5.6. Referencing evidence for small molecule identifications
Evidence for small molecule identification is captured by reference from the SML table via features (SMFs) down to the final table - Small Molecule Evidence (SME) elements. It is possible to have a legal mzTab-M file that does not contain any features (SML summary level only). In this case, detailed information about small molecule evidence cannot be provided. It is generally RECOMMENDED to include data at the SML, SMF and SME levels.
SMF elements should reference down to all evidence elements (SME rows) that support the identification of that particular feature.
If features (SMF elements) have been grouped prior to evidence collation, then different groups SMF elements SHOULD reference the same SME elements redundantly.
5.7. Ambiguity in identification
It is common in metabolomics and lipidomics for significant ambiguity to remain after data processing in the identification of molecules. In the top level (SML) table, multiple identifiers MAY be provided in several columns: database_identifier, chemical_formula, smiles, inchi, chemical_name and uri. If there is ambiguity in the actual identity of the molecule, multiple identifiers SHOULD be reported separated by the "|" character. The number of elements separated by | characters MUST be identical in all columns where data is reported to emphasize the correspondence across columns.
The SML element Section 6.3.11 MUST be assigned a value to indicate the confidence or ambiguity of the overall assignment. By default, mzTab-M assumes the MSI 4 level system (see Section 6.3.11). A different system of confidence levels MAY be defined in the metadata section (see Section 6.2.57 for details and examples). New systems can be supported in the future by extending the PSI MS controlled vocabulary.

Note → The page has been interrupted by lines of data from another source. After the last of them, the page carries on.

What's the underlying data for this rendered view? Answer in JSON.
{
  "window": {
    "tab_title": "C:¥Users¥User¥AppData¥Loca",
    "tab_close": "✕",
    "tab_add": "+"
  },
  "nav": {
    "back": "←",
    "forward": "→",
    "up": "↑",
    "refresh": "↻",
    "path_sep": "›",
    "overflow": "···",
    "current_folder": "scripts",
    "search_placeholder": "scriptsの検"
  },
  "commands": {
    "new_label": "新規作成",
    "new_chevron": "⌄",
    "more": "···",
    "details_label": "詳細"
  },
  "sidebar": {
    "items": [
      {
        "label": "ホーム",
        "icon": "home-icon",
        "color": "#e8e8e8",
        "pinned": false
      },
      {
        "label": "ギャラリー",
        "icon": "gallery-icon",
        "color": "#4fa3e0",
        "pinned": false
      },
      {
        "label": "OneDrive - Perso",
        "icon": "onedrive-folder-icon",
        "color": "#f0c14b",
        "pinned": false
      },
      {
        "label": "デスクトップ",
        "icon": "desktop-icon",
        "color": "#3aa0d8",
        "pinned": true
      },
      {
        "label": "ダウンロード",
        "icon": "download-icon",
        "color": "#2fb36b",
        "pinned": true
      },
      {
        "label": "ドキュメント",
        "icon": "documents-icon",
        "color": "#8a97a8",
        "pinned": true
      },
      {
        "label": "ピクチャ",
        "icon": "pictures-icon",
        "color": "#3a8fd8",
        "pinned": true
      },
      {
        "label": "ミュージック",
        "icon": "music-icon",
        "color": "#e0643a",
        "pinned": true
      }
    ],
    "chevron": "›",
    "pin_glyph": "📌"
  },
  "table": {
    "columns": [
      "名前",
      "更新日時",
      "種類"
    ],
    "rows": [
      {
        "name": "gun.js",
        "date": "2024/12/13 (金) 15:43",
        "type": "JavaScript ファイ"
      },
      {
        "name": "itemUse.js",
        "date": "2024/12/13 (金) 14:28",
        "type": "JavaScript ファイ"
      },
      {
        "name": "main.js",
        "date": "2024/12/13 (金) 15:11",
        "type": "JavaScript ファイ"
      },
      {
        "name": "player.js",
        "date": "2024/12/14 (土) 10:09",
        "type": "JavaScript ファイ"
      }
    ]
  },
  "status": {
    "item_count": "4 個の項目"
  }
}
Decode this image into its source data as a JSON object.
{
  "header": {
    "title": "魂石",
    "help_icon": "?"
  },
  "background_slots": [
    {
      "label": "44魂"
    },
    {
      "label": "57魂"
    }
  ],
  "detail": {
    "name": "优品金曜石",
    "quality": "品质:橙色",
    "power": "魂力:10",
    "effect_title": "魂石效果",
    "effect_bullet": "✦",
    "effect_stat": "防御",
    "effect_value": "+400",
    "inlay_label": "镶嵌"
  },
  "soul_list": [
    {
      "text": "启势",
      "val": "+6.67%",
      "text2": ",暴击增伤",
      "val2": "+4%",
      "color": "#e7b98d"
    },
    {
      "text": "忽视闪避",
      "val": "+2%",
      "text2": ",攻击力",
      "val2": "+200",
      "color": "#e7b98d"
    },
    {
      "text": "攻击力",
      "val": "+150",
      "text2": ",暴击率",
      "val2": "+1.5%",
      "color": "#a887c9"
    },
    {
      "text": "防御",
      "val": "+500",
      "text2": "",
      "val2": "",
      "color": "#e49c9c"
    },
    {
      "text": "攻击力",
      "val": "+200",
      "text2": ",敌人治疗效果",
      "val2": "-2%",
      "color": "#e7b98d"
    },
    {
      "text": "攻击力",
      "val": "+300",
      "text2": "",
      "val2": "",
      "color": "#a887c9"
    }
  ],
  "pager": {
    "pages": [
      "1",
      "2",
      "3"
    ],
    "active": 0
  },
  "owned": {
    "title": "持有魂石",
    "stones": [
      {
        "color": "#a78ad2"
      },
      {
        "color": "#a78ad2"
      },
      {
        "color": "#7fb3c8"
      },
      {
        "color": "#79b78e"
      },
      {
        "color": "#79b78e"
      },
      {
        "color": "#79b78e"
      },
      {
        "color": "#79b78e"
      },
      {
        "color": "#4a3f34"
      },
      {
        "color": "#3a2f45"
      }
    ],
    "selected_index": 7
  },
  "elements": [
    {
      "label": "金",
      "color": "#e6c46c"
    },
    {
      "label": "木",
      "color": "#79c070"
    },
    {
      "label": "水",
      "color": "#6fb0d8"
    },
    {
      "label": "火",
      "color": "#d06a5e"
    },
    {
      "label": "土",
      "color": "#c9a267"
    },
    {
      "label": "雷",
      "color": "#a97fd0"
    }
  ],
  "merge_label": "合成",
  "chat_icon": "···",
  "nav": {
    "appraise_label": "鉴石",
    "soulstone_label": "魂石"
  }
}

When referencing from the features (SMF) elements to evidence (SME) elements, it is possible for a SMF element to reference multiple SME elements. However, there are potentially several reasons for a 1 to many relationship. A different code MUST be provided in the SME_ID_REF_ambiguity_code element to clarify the case:
-
The same input data (e.g. fragment spectrum or isotopic profile) has multiple results, supporting different potential identifications i.e. where ambiguity remains (code=1)
-
Different input data (or different searches of the same data) have returned results evidence supporting the same identification i.e. no ambiguity remains (code=2).
-
Different input data has been used to support identification and ambiguity still remains (code=3).
5.8. Ambiguity in lipidomics identification
The mzTab-M 2.0.0 release is intended to be used for capturing profiling studies from both metabolomics and lipidomics. However, it is acknowledged that representing ambiguity in the identification of lipid molecules, based on the available evidence from MS is potentially more complicated than for small molecules. As such, mzTab-M 2.0.0 SHOULD be used on release for representing lipid-based data, but a working group will continue to improve on the mechanism for representing lipid identification data, for example defining particular CV terms to be used in the appropriate places of the standard. These artefacts will be reported in due course and should plug-in to this version in a backwards-compatible manner.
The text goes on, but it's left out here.